Tuesday, Feb. 19, 2013 | 5:30 p.m.
A march in support of reforming the U.S. immigration system is planned for Sunday in downtown Las Vegas.
Organizers, who say the march is permitted and Metro Police will be on hand to ensure a safe event, are inviting any community members who wish to demonstrate their endorsement of current congressional efforts to overhaul what they say is a cumbersome immigration system and find a solution for the estimated 11 million immigrants living in the country illegally.
"This march is to show support for comprehensive immigration reform and urge our elected officials to act," said Carlos Silva, an organizer.
Silva specifically singled out U.S. Rep. Mark Amodei, who has been less adamant about his support for accomplishing reform than his fellow Nevada congressional delegates.
Amodei, a Republican, is the only member of the Nevada congressional delegation who sits on the House Judiciary Committee, where immigration legislation will be formed.

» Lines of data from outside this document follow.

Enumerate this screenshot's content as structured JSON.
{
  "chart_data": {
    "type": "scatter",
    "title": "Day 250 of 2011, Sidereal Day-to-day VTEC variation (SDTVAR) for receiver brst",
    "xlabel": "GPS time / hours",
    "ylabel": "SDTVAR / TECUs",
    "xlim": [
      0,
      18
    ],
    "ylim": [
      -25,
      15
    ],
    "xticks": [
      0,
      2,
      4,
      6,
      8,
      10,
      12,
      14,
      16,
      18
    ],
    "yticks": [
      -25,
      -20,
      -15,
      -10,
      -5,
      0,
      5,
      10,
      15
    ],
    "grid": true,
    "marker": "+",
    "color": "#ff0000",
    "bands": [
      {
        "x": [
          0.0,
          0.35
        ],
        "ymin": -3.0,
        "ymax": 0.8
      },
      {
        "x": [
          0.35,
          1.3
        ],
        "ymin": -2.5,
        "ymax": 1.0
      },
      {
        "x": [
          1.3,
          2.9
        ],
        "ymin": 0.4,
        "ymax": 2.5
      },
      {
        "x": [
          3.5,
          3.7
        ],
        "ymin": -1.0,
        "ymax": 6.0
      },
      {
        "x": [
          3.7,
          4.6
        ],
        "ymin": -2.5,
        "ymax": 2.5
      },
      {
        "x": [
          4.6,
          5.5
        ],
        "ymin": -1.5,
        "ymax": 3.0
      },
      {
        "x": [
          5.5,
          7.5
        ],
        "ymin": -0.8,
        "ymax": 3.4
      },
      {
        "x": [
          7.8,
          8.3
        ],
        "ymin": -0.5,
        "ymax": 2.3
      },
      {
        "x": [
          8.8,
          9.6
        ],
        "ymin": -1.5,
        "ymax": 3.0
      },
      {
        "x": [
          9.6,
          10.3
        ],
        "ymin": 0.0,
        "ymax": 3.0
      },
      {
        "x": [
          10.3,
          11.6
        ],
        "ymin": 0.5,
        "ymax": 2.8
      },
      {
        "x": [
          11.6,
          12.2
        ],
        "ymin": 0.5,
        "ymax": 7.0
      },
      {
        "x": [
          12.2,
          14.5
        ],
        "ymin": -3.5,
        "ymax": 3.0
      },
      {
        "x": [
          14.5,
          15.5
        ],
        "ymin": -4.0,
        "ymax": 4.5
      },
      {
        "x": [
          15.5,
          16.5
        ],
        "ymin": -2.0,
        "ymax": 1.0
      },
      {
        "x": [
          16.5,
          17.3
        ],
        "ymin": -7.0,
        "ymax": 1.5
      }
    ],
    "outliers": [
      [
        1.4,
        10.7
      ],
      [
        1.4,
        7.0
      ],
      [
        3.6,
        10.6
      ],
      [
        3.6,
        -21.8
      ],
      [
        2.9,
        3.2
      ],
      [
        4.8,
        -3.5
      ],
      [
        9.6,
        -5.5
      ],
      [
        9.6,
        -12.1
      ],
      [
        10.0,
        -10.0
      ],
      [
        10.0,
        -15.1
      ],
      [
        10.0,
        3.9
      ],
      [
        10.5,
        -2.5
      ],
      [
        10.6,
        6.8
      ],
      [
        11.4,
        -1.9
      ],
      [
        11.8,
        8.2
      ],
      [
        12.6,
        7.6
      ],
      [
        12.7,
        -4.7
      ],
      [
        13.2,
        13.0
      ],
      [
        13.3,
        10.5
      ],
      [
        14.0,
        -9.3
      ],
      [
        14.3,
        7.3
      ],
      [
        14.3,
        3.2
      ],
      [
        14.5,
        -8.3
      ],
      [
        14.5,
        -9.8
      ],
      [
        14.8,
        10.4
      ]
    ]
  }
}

"I've always been for improvements in border security," Amodei told the Sun earlier this month. "And I am not convinced that guest workers are a bad thing. We should have a pathway for people who to come and work. You can't assume that everyone who comes wants to be a citizen."
Amodei added he was also open to a pathway to citizenship for immigrants with no legal residency status.
Silva said he and other organizers decided to hold this march to sustain momentum gained from President Barack Obama's Jan. 29 speech on immigration reform at Las Vegas' Del Sol High School.
"A lot of people felt motivated after the president came but were not ready to commit to do something," Silva said. "We wanted to hold this march now so we didn't let too much time pass by without action."
March participants will meet at 12:30 p.m. Sunday at the intersection of Fremont and Main streets. The march will begin at 1:30 p.m. and proceed to the Lloyd D. George Federal Courthouse, 333 Las Vegas Blvd. South.
Those interested in participating in the event are encouraged to wear white, carry U.S. flags and bring signs that display "positive" messages, Silva said.